Quelle est votre citation préférée et pourquoi ?

Aissia Kerkoub-Türk : « Si tu veux construire un bateau, ne rassemble pas tes hommes et femmes pour leur donner des ordres, pour expliquer chaque détail, pour leur dire où trouver chaque chose... Si tu veux construire un bateau, fais naître dans le cœur de tes hommes et femmes le désir de la mer ».

Cette citation d'Antoine de Saint-Exupéry résume ma vision du management : c'est en créant les conditions de l'engagement et de l'envie que l'on peut construire de manière optimale l'action publique, pas en micro-manageant et en sur-contrôlant les équipes.

Quelle est votre routine quotidienne pour prendre soin de vous ?

Aissia Kerkoub-Türk : Je n'aime pas les routines mais il y en a une qui me ressource au quotidien : commencer ma journée avec mes filles et la terminer avec elles. Les enfants ont ce pouvoir exceptionnel de vous ancrer dans le présent et de ne vous laisser d'autre choix que de lâcher prise. Un vrai shot d'énergie pour bien commencer et bien terminer des journées lors desquelles la charge mentale est souvent à son apogée.

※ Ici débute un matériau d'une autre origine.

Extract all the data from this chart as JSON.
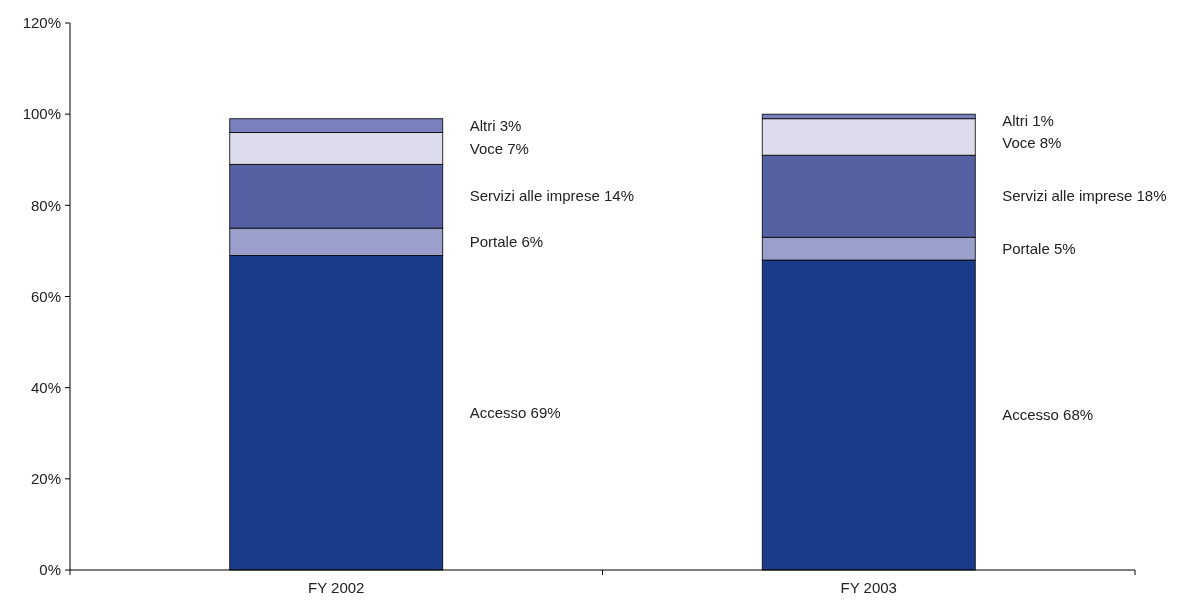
{
  "chart_data": {
    "type": "bar",
    "stacked": true,
    "categories": [
      "FY 2002",
      "FY 2003"
    ],
    "series": [
      {
        "name": "Accesso",
        "color": "#1a3a8a",
        "values": [
          69,
          68
        ],
        "value_labels": [
          "69%",
          "68%"
        ]
      },
      {
        "name": "Portale",
        "color": "#9b9fcc",
        "values": [
          6,
          5
        ],
        "value_labels": [
          "6%",
          "5%"
        ]
      },
      {
        "name": "Servizi alle imprese",
        "color": "#5661a3",
        "values": [
          14,
          18
        ],
        "value_labels": [
          "14%",
          "18%"
        ]
      },
      {
        "name": "Voce",
        "color": "#dcdcec",
        "values": [
          7,
          8
        ],
        "value_labels": [
          "7%",
          "8%"
        ]
      },
      {
        "name": "Altri",
        "color": "#7a80bb",
        "values": [
          3,
          1
        ],
        "value_labels": [
          "3%",
          "1%"
        ]
      }
    ],
    "ylim": [
      0,
      120
    ],
    "yticks": [
      {
        "value": 0,
        "label": "0%"
      },
      {
        "value": 20,
        "label": "20%"
      },
      {
        "value": 40,
        "label": "40%"
      },
      {
        "value": 60,
        "label": "60%"
      },
      {
        "value": 80,
        "label": "80%"
      },
      {
        "value": 100,
        "label": "100%"
      },
      {
        "value": 120,
        "label": "120%"
      }
    ],
    "grid": false
  }
}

Et j'ajouterais non pas une routine mais une discipline quotidienne : savoir m'arrêter, parce que le travail est infini et j'ai mis du temps à comprendre que si on n'apprend pas soi-même à ne pas jouer avec ses limites, personne ne sera là pour nous arrêter au bon moment.

Quels sont les deux changements les plus importants qui ont impacté votre carrière ?

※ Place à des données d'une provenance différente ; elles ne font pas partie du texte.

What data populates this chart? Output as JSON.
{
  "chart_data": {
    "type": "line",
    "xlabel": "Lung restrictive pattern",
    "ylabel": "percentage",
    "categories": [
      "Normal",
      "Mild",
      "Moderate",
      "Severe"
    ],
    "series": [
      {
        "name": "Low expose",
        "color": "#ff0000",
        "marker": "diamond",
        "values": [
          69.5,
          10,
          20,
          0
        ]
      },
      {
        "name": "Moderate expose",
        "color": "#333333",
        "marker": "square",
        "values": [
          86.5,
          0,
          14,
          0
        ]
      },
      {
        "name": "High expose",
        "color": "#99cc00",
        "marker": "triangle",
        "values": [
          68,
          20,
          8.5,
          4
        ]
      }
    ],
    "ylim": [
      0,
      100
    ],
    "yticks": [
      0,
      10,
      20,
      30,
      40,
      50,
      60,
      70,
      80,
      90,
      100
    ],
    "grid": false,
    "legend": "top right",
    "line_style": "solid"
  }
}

Aissia Kerkoub-Türk : Je dirais la visibilité de la question de la place des femmes dans les emplois de dirigeantes territoriales et l'urgence écologique. Étant amenée à recruter, je m'étonne toujours de la façon dont les femmes abordent les entretiens de recrutement, l'exigence qu'elles ont vis-à-vis d'elles-mêmes, le fait de penser que si l'on ne coche pas toutes les cases du profil de poste, on n'a peu de chance d'être retenue. À l'inverse, je trouve les candidats souvent plus sûrs d'eux, à profil équivalent. Je deviens donc de plus en plus attentive à ces biais et je crois que c'est d'intérêt public que d'exiger une formation des recruteurs sur ces sujets.

Je mesure la chance que j'ai de travailler dans des environnements très bienveillants et notamment d'avoir eu des encadrants, hommes, attentifs à ces sujets. Dans mon parcours, j'ai autant bénéficié de la fraternité que de la sororité.

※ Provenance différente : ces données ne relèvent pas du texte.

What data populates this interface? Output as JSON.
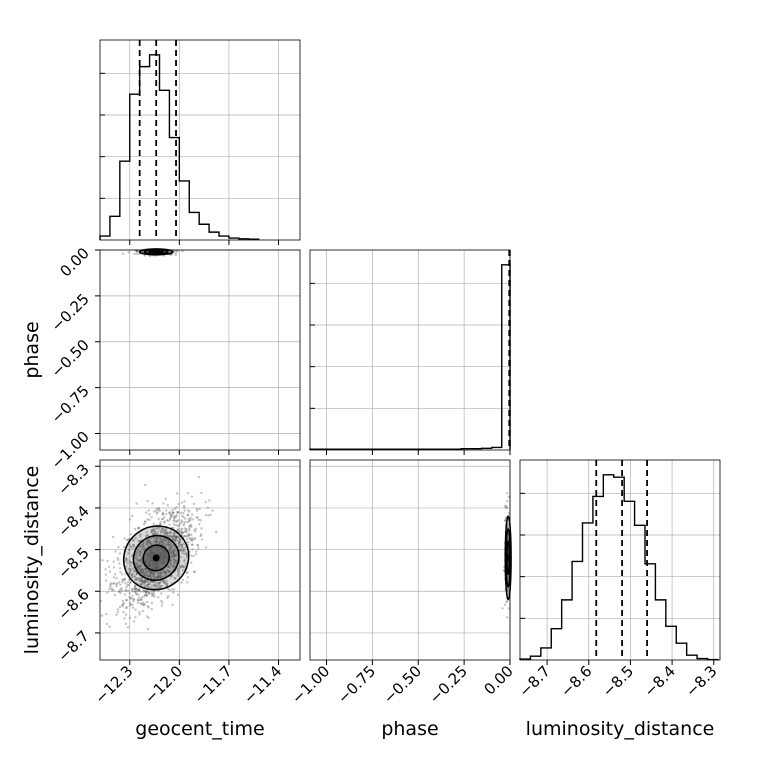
{
  "chart_data": {
    "type": "corner",
    "parameters": [
      "geocent_time",
      "phase",
      "luminosity_distance"
    ],
    "axis_labels": {
      "geocent_time": "geocent_time",
      "phase": "phase",
      "luminosity_distance": "luminosity_distance"
    },
    "ranges": {
      "geocent_time": [
        -12.48,
        -11.27
      ],
      "phase": [
        -1.09,
        0.0
      ],
      "luminosity_distance": [
        -8.765,
        -8.285
      ]
    },
    "ticks": {
      "geocent_time": [
        -12.3,
        -12.0,
        -11.7,
        -11.4
      ],
      "phase": [
        -1.0,
        -0.75,
        -0.5,
        -0.25,
        0.0
      ],
      "luminosity_distance": [
        -8.7,
        -8.6,
        -8.5,
        -8.4,
        -8.3
      ]
    },
    "tick_labels": {
      "geocent_time": [
        "−12.3",
        "−12.0",
        "−11.7",
        "−11.4"
      ],
      "phase": [
        "−1.00",
        "−0.75",
        "−0.50",
        "−0.25",
        "0.00"
      ],
      "luminosity_distance": [
        "−8.7",
        "−8.6",
        "−8.5",
        "−8.4",
        "−8.3"
      ]
    },
    "grid": true,
    "histogram_1d": {
      "geocent_time": {
        "edges": [
          -12.48,
          -12.42,
          -12.36,
          -12.3,
          -12.24,
          -12.18,
          -12.12,
          -12.06,
          -12.0,
          -11.94,
          -11.88,
          -11.82,
          -11.76,
          -11.7,
          -11.64,
          -11.58,
          -11.52
        ],
        "counts": [
          1,
          6,
          20,
          37,
          44,
          47,
          38,
          26,
          15,
          7,
          4,
          2,
          1,
          0.5,
          0.3,
          0.2
        ],
        "quantiles": [
          -12.24,
          -12.14,
          -12.02
        ]
      },
      "phase": {
        "edges": [
          -1.09,
          -1.035,
          -0.98,
          -0.925,
          -0.87,
          -0.815,
          -0.76,
          -0.705,
          -0.65,
          -0.595,
          -0.54,
          -0.485,
          -0.43,
          -0.375,
          -0.32,
          -0.265,
          -0.21,
          -0.155,
          -0.1,
          -0.045,
          0.0
        ],
        "counts": [
          0.2,
          0.2,
          0.2,
          0.2,
          0.2,
          0.2,
          0.2,
          0.2,
          0.2,
          0.2,
          0.2,
          0.2,
          0.2,
          0.2,
          0.2,
          0.3,
          0.3,
          0.4,
          0.6,
          43.5
        ],
        "quantiles": [
          -0.004,
          -0.002,
          -0.001
        ]
      },
      "luminosity_distance": {
        "edges": [
          -8.765,
          -8.74,
          -8.715,
          -8.69,
          -8.665,
          -8.64,
          -8.615,
          -8.59,
          -8.565,
          -8.54,
          -8.515,
          -8.49,
          -8.465,
          -8.44,
          -8.415,
          -8.39,
          -8.365,
          -8.34,
          -8.315,
          -8.29
        ],
        "counts": [
          0.2,
          0.8,
          2.5,
          6.5,
          12.5,
          20.5,
          28.5,
          34,
          38.5,
          38,
          33,
          28,
          20,
          12.5,
          7,
          3.5,
          1,
          0.3,
          0.1
        ],
        "quantiles": [
          -8.582,
          -8.52,
          -8.46
        ]
      }
    },
    "panels_2d": [
      {
        "x": "geocent_time",
        "y": "phase",
        "center": [
          -12.14,
          -0.01
        ],
        "spread": [
          0.05,
          0.008
        ]
      },
      {
        "x": "geocent_time",
        "y": "luminosity_distance",
        "center": [
          -12.14,
          -8.52
        ],
        "spread": [
          0.1,
          0.05
        ]
      },
      {
        "x": "phase",
        "y": "luminosity_distance",
        "center": [
          -0.01,
          -8.52
        ],
        "spread": [
          0.008,
          0.05
        ]
      }
    ],
    "colors": {
      "line": "#000000",
      "grid": "#b0b0b0",
      "density": "#555555"
    }
  }
}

Le second changement impactant est la prise de conscience de la question écologique dans les services publics (encore plus forte à Lyon compte-tenu des ambitions du plan de mandat). La crise sanitaire et la vulnérabilité qu'elle révèle sur nos modes de vie a certainement été un accélérateur de cette prise de conscience. Ce qui semble aujourd'hui une évidence ne l'était pas il y a encore peu de temps.

Mais nous n'en sommes qu'au début. Notre service public s'est construit en dehors de toute considération écologique. Je crois que dans nos administrations, nous manquons de connaissances de base sur le sujet. Je pense important d'associer à une acculturation sur l'écologie, des espaces de construction collectives de solutions. À défaut, nous ne parviendrons qu'à susciter de l'angoisse et une forme de fatalisme face à l'ampleur de la tâche. Ce que l'on qualifie d'urgence climatique vient aussi interroger le temps de l'action publique. La nécessité d'agir vite vient ainsi pousser des modes de travail privilégiant des temporalités courtes et notamment d'autres formats de conduite de projets.

Je crois aussi que la question écologique est aussi sociale : le service public a un rôle à jouer pour que l'action publique en réponse aux enjeux écologiques ne vienne pas amplifier des inégalités ou en créer de nouvelles.

Elle est aussi démocratique. Ce n'est pas par la contrainte que l'on fera profondément évoluer les modes de vie. Cela veut dire que l'on doit inventer un nouveau rapport aux habitants, à une échelle plus ambitieuse que les démarches participatives que l'on a connues jusqu'à présent.